We’re not going to talk much more about the internal health benefits of maca, so if you want to learn, here are a few more discussions about it:
- An interview with a doctor about maca
- Purported benefits of maca
- An example of why you should start your maca supplementation slowly and build (and occasionally take breaks from it, as to not overwhelm your endocrine system)
Maca and Your Radiant Complexion
Okay. THIS is the part I’m really overwhelmingly excited about. I get TONS of emails asking me what to do about hormonal breakouts and acne. Doesn’t it sound like maca may help a bit? Maybe? (You have to decide. I’m just sayin’.)
Plus. Maca, used topically as a mask or in a scrub, has given my skin new life, lustiness (yep), and vigor. I’ve been using it for about two weeks as a scrub ingredient, but I’ve also done two or three facial masks with it. It’s not as softening as some other mask or scrub ingredients. It’s more about giving strength, clarity, and vigor.
Not many studies have been done as of yet on the use of maca root topically (though there’s a maca product supplier who states that their studies showed it structurally enhanced the firmness of skin and boosted its inherent protective abilities), but skincare companies are starting to catch on and offer maca products in many forms. We’re getting the jump on them here, though, with this easy, firming, lusty facial mask.

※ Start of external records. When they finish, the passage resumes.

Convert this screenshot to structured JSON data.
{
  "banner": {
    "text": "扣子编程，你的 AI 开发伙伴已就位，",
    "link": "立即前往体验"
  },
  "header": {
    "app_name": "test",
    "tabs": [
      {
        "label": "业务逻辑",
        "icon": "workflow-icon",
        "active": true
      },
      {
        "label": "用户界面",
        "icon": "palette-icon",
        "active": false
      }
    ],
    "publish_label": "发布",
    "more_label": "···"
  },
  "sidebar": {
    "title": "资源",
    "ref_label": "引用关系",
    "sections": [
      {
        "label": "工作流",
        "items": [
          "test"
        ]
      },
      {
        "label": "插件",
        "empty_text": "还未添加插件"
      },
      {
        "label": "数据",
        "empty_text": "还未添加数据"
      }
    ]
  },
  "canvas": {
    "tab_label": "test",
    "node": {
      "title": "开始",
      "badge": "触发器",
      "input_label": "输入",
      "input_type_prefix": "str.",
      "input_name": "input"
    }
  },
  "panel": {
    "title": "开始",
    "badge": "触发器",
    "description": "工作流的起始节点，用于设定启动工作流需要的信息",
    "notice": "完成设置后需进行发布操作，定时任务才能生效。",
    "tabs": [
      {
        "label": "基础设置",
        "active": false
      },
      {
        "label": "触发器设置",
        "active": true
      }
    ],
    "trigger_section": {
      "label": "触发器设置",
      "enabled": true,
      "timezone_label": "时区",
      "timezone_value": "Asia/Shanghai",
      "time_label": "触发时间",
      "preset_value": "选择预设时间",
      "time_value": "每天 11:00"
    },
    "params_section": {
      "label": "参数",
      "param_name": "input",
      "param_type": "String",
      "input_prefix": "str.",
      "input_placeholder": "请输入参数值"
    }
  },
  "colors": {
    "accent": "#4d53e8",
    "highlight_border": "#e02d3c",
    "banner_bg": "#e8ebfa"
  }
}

MAKE A MACA-CHACA FACIAL MASK
So here’s what I love about all of this: I order a bag of maca powder, and then I take a teaspoon in a smoothie when I need an extra energy zing, and use it on my skin whenever I feel like it’s begging for a boost of (lusty) radiance.
This mask uses only four ingredients:
The fourth ingredient is a liquid of some sort. Full-fat milk is my preferred for extra moisturizing or softening, but you could also use apple cider vinegar (which will be clearing and astringent), water, almond milk, or even a freshly squeezed fruit juice like apple, orange, or even a diluted-with-water lemon juice.
First, you dump all your dry ingredients in a bowl. A bigger bowl than the one I’ve shown. It’s hard to stir up a mask in a tiny bowl.
You’re using 1/2 Tbsp bentonite or other cosmetic clay, 1/2 tsp maca powder, and 1/2 tsp cocoa powder. Please use pure, unsweetened cocoa powder. Do not attempt to put Nestle Quik on your face. Unless … no. No unless. Just don’t.
Now add 1-2 Tbsp of your liquid of choice. My choice is whole milk.
Of note, I get many questions about my insistence on using full-fat milk. I do that because it’s healthier, all around. Non- and low-fat milks not only don’t contain the same skin-beautifying properties, they’re just not good for you. Outside of raw milk, you’ll get the best bang for your buck from organic, gently pasteurized, whole milk. But if you want to try skim or non-fat milk, go right ahead. I’m just telling you that you’ll be happier with the results if you use full-fat. So. There you go.
Back to the mask. You have to stir well and quick, or the mask will set up before you know it. The consistency you’re aiming for is akin to pudding. Light, creamy chocolate pudding.
Spread a thin layer all over your (non-makeup-ed) clean face and leave it on until it dries, about 15-20 minutes. Remove by placing a warm washcloth over your face and letting the mask soften. Then, you can just wipe it off with the washcloth and rinse your face completely.
One might even say …
(You knew I was going there.)
Now you know maca powder. Your significant other will be glad you know it, too. Rrrrrowr.